Johanna C. Bendell, MD: Winson?

Winson Y. Cheung, MD, MPH: Well, I think it’s exciting times because many things are going on. But earlier, a few of us had also mentioned that in the current trials, the vast majority are young patients who are ECOG performance score 0 and 1. As a health outcomes researcher, I think about the routine patients that we see in clinic. It would be nice to see more pragmatic trials where ECOG 2 individuals, and older people, were enrolled as well. And, along the same lines, it may be nice to see some outcomes or population-based studies that look at how agents that are proving to work in clinical trials are actually being used in real life.

Johanna C. Bendell, MD: Ramesh?

Ramesh K. Ramanathan, MD: I think pancreatic surgery should be done in a specialized center. I think the guidelines say that there are at least 18 to 20 pancreatic surgeries per year. That’s not a very high bar but, amazingly, there are not many centers in the United States that do that kind of volume. So, at least for surgery, I would say to please refer patients to a center with experience.

Johanna C. Bendell, MD: Very good. Tony?

Tanios Bekaii-Saab, MD, FACP: In closing thoughts, I think this is a much better time to be taking care of patients with pancreas cancer.
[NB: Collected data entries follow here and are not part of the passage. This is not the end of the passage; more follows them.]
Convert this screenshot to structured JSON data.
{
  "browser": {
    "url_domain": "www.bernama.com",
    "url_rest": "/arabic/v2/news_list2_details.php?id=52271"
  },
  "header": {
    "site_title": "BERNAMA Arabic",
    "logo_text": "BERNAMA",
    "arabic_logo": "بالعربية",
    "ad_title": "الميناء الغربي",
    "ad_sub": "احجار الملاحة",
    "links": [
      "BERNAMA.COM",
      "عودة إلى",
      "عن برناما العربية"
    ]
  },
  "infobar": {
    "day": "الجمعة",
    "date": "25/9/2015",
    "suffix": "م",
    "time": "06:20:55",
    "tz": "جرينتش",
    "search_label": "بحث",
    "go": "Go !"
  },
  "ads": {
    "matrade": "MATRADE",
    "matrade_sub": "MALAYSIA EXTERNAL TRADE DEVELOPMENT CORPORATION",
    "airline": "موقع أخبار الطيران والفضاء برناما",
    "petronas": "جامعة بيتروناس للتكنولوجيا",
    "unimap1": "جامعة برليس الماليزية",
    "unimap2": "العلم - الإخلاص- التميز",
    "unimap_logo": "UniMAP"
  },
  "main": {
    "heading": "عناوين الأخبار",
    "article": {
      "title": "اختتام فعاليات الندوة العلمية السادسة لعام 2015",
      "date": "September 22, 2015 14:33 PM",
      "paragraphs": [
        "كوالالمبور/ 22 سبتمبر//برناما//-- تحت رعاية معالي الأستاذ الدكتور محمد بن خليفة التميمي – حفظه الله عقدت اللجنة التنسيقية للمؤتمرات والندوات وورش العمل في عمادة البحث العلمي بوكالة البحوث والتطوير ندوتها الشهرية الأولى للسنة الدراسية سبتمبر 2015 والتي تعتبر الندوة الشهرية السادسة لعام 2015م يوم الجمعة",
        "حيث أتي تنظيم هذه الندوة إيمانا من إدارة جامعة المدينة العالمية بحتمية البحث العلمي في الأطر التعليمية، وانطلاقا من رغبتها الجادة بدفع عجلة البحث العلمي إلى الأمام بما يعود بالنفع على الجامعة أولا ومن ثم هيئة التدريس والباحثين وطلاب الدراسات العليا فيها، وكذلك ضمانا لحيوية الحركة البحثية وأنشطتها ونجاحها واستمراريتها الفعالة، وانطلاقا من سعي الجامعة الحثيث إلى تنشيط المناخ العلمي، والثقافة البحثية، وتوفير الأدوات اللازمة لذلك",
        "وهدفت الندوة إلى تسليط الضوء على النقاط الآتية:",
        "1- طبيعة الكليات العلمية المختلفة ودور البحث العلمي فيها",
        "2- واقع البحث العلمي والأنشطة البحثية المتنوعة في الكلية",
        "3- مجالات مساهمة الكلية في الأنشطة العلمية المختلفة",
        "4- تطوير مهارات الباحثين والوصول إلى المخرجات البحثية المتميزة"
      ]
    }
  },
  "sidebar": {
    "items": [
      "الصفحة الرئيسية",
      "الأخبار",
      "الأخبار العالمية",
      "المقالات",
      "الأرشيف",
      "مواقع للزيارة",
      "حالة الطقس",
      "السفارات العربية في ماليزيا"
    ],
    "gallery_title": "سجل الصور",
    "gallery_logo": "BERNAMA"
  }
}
I think we can provide our patients with more hope, now, than ever, and more hope for the future.

Johanna C. Bendell, MD: Thomas?

Thomas Seufferlein, MD: I agree with all that’s been said. To me, it’s important. With the era of genomics, we have to put patients, whenever and wherever, into trials. But we also have to take an effort to collect bio materials. We rely on those to really make decisions, in the future, on treatment. And when we don’t have a trial which has enough bio material, tissue, urine, blood, or whatever, we need to collect and have that. This is an extra effort, but it’s worthwhile. Then, we can take the consequences.

Johanna C. Bendell, MD: An overall message of promise and hope. Thank you, all of you, for contributing to the discussion. I think this was a great panel. On behalf of our panel, we thank you for joining us and we hope you found this Peer Exchange® discussion to be useful and informative.